Jesus war kein Frühaufsteher

Jesus war kein Frühaufsteher. Zumindest sagt die Bibel nichts davon. Kein einziger Vers beginnt mit „Und in aller Herrgottsfrühe stand Jesus auf…“. Es heißt manchmal, dass er sich frühmorgens zurückzog, um zu beten. Aber nicht, dass er der Erste war, der aufstand, Frühstück machte, den Tag durchplante und die To-Do-Liste betete.

Er war nicht der Typ, der vor Sonnenaufgang durchs Haus geistert und dabei schon geistlich komplett aufgeladen ist. Nein, Jesus war eher der, der den Tag wachsen ließ. Der nicht aufstand, um zu leisten, sondern um zu leben. Und selbst das nicht zu früh.

Mir hilft das. Denn ich bin auch keiner. Kein Frühaufsteher. Ich brauche Anlauf. Kaffee. Und eine Weile, bis ich weiß, wie ich heiße. Und manchmal hab ich mich geschämt dafür. Weil man ja hören und lesen kann, dass erfolgreiche Menschen um 5 Uhr aufstehen. Die Welt retten. Joggen gehen. Beten, meditieren, produktiv sein. Während ich noch versuche, zwischen Traum und Tageslicht eine halbwegs brauchbare Haltung zu finden.

Aber dann denke ich an Jesus. Und daran, dass das Wichtigste in seinem Leben oft nicht am Morgen geschah. Die Begegnungen, die Wendepunkte, die Wunder – die meisten ereigneten sich mitten am Tag. Oder am Abend. Und sogar in der Nacht. Gethsemane, Karfreitag, Emmaus – alles Nacht- und Spätschichten.

Gott braucht keine Frühaufsteher, um Wunder zu tun. Er braucht wache Herzen. Ob morgens um fünf oder mittags um zwölf. Und er nimmt uns, wie wir sind. Wer langsam in den Tag kommt, kommt vielleicht langsamer bei sich an. Aber nicht später bei Gott.

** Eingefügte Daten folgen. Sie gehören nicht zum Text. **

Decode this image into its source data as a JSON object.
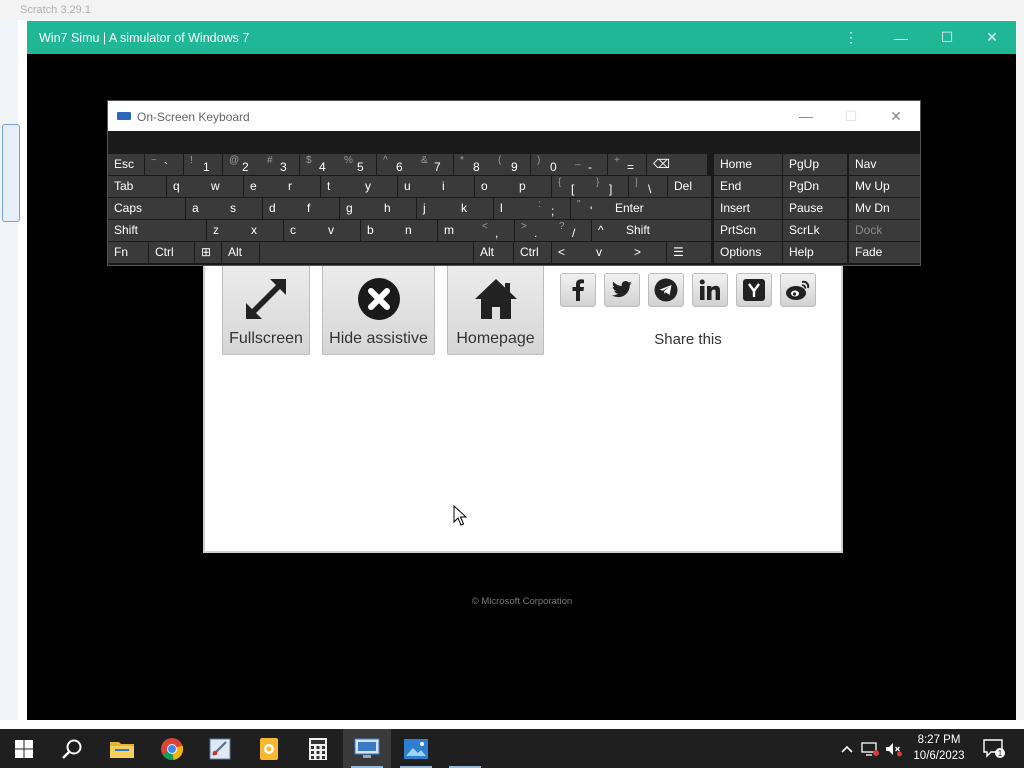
{
  "host": {
    "title_fragment": "Scratch 3.29.1"
  },
  "window": {
    "title": "Win7 Simu | A simulator of Windows 7",
    "controls": {
      "more": "⋮",
      "minimize": "—",
      "maximize": "☐",
      "close": "✕"
    }
  },
  "osk": {
    "title": "On-Screen Keyboard",
    "controls": {
      "minimize": "—",
      "maximize": "☐",
      "close": "✕"
    },
    "rows": [
      [
        {
          "m": "Esc"
        },
        {
          "s": "~",
          "p": "`"
        },
        {
          "s": "!",
          "p": "1"
        },
        {
          "s": "@",
          "p": "2"
        },
        {
          "s": "#",
          "p": "3"
        },
        {
          "s": "$",
          "p": "4"
        },
        {
          "s": "%",
          "p": "5"
        },
        {
          "s": "^",
          "p": "6"
        },
        {
          "s": "&",
          "p": "7"
        },
        {
          "s": "*",
          "p": "8"
        },
        {
          "s": "(",
          "p": "9"
        },
        {
          "s": ")",
          "p": "0"
        },
        {
          "s": "_",
          "p": "-"
        },
        {
          "s": "+",
          "p": "="
        },
        {
          "m": "⌫"
        }
      ],
      [
        {
          "m": "Tab"
        },
        {
          "m": "q"
        },
        {
          "m": "w"
        },
        {
          "m": "e"
        },
        {
          "m": "r"
        },
        {
          "m": "t"
        },
        {
          "m": "y"
        },
        {
          "m": "u"
        },
        {
          "m": "i"
        },
        {
          "m": "o"
        },
        {
          "m": "p"
        },
        {
          "s": "{",
          "p": "["
        },
        {
          "s": "}",
          "p": "]"
        },
        {
          "s": "|",
          "p": "\\"
        },
        {
          "m": "Del"
        }
      ],
      [
        {
          "m": "Caps"
        },
        {
          "m": "a"
        },
        {
          "m": "s"
        },
        {
          "m": "d"
        },
        {
          "m": "f"
        },
        {
          "m": "g"
        },
        {
          "m": "h"
        },
        {
          "m": "j"
        },
        {
          "m": "k"
        },
        {
          "m": "l"
        },
        {
          "s": ":",
          "p": ";"
        },
        {
          "s": "\"",
          "p": "'"
        },
        {
          "m": "Enter"
        }
      ],
      [
        {
          "m": "Shift"
        },
        {
          "m": "z"
        },
        {
          "m": "x"
        },
        {
          "m": "c"
        },
        {
          "m": "v"
        },
        {
          "m": "b"
        },
        {
          "m": "n"
        },
        {
          "m": "m"
        },
        {
          "s": "<",
          "p": ","
        },
        {
          "s": ">",
          "p": "."
        },
        {
          "s": "?",
          "p": "/"
        },
        {
          "m": "^"
        },
        {
          "m": "Shift"
        }
      ],
      [
        {
          "m": "Fn"
        },
        {
          "m": "Ctrl"
        },
        {
          "m": "⊞"
        },
        {
          "m": "Alt"
        },
        {
          "m": ""
        },
        {
          "m": "Alt"
        },
        {
          "m": "Ctrl"
        },
        {
          "m": "<"
        },
        {
          "m": "v"
        },
        {
          "m": ">"
        },
        {
          "m": "☰"
        }
      ]
    ],
    "nav": [
      [
        "Home",
        "PgUp",
        "Nav"
      ],
      [
        "End",
        "PgDn",
        "Mv Up"
      ],
      [
        "Insert",
        "Pause",
        "Mv Dn"
      ],
      [
        "PrtScn",
        "ScrLk",
        "Dock"
      ],
      [
        "Options",
        "Help",
        "Fade"
      ]
    ]
  },
  "assistive": {
    "buttons": [
      {
        "label": "Fullscreen",
        "icon": "expand-icon"
      },
      {
        "label": "Hide assistive",
        "icon": "close-circle-icon"
      },
      {
        "label": "Homepage",
        "icon": "home-icon"
      }
    ],
    "social": [
      "facebook-icon",
      "twitter-icon",
      "telegram-icon",
      "linkedin-icon",
      "hacker-news-icon",
      "weibo-icon"
    ],
    "share_label": "Share this"
  },
  "copyright": "© Microsoft Corporation",
  "taskbar": {
    "apps": [
      "start-icon",
      "search-icon",
      "file-explorer-icon",
      "chrome-icon",
      "paint-icon",
      "scratch-icon",
      "calculator-icon",
      "remote-desktop-icon",
      "photos-icon",
      "blank-app-icon"
    ],
    "clock": {
      "time": "8:27 PM",
      "date": "10/6/2023"
    },
    "notification_count": "1"
  }
}
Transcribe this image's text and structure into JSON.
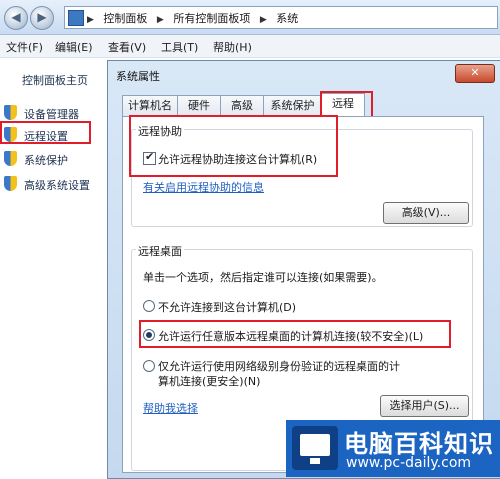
{
  "address": {
    "crumbs": [
      "控制面板",
      "所有控制面板项",
      "系统"
    ]
  },
  "menu": {
    "file": "文件(F)",
    "edit": "编辑(E)",
    "view": "查看(V)",
    "tools": "工具(T)",
    "help": "帮助(H)"
  },
  "left_pane": {
    "home": "控制面板主页",
    "items": [
      "设备管理器",
      "远程设置",
      "系统保护",
      "高级系统设置"
    ]
  },
  "dialog": {
    "title": "系统属性",
    "close_glyph": "✕",
    "tabs": [
      "计算机名",
      "硬件",
      "高级",
      "系统保护",
      "远程"
    ],
    "remote_assistance": {
      "group_title": "远程协助",
      "checkbox_label": "允许远程协助连接这台计算机(R)",
      "checkbox_checked": true,
      "info_link": "有关启用远程协助的信息",
      "advanced_button": "高级(V)..."
    },
    "remote_desktop": {
      "group_title": "远程桌面",
      "instruction": "单击一个选项，然后指定谁可以连接(如果需要)。",
      "options": [
        "不允许连接到这台计算机(D)",
        "允许运行任意版本远程桌面的计算机连接(较不安全)(L)",
        "仅允许运行使用网络级别身份验证的远程桌面的计算机连接(更安全)(N)"
      ],
      "selected_option": 1,
      "help_link": "帮助我选择",
      "select_users_button": "选择用户(S)..."
    }
  },
  "watermark": {
    "title": "电脑百科知识",
    "url": "www.pc-daily.com"
  }
}
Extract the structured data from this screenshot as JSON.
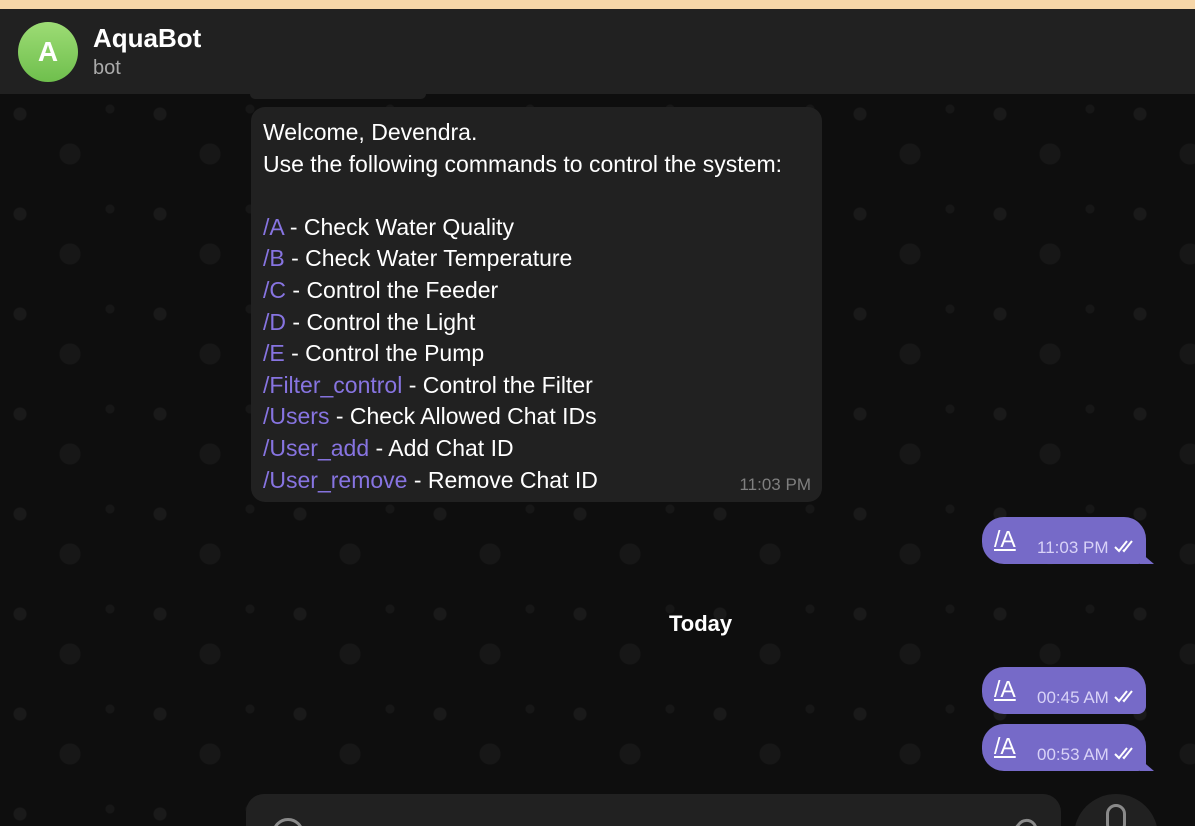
{
  "header": {
    "avatar_letter": "A",
    "title": "AquaBot",
    "status": "bot"
  },
  "bot_message": {
    "greeting": "Welcome, Devendra.",
    "instruction": "Use the following commands to control the system:",
    "commands": [
      {
        "cmd": "/A",
        "desc": " - Check Water Quality"
      },
      {
        "cmd": "/B",
        "desc": " - Check Water Temperature"
      },
      {
        "cmd": "/C",
        "desc": " - Control the Feeder"
      },
      {
        "cmd": "/D",
        "desc": " - Control the Light"
      },
      {
        "cmd": "/E",
        "desc": " - Control the Pump"
      },
      {
        "cmd": "/Filter_control",
        "desc": " - Control the Filter"
      },
      {
        "cmd": "/Users",
        "desc": " - Check Allowed Chat IDs"
      },
      {
        "cmd": "/User_add",
        "desc": " - Add Chat ID"
      },
      {
        "cmd": "/User_remove",
        "desc": " - Remove Chat ID"
      }
    ],
    "time": "11:03 PM"
  },
  "outgoing": [
    {
      "text": "/A",
      "time": "11:03 PM"
    },
    {
      "text": "/A",
      "time": "00:45 AM"
    },
    {
      "text": "/A",
      "time": "00:53 AM"
    }
  ],
  "date_separator": "Today",
  "icons": {
    "emoji": "smile-icon",
    "attach": "paperclip-icon",
    "mic": "microphone-icon",
    "read": "double-check-icon"
  },
  "colors": {
    "accent": "#766ac8",
    "link": "#8774e1",
    "bubble": "#212121",
    "background": "#0e0e0e"
  }
}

Die Tageszeit ist kein Heilskriterium. Und der erste Gedanke des Morgens muss nicht fromm sein. Es reicht, wenn er ehrlich ist. Und vielleicht lautet er: „Herr, ich bin noch nicht ganz da – aber Du bist es. Hilf mir, dass ich heute wach werde. Nicht nur mit den Augen, sondern mit dem Herzen.“

Und wenn das gelingt – dann ist es egal, wann wir aufstehen. Hauptsache, wir stehen auf.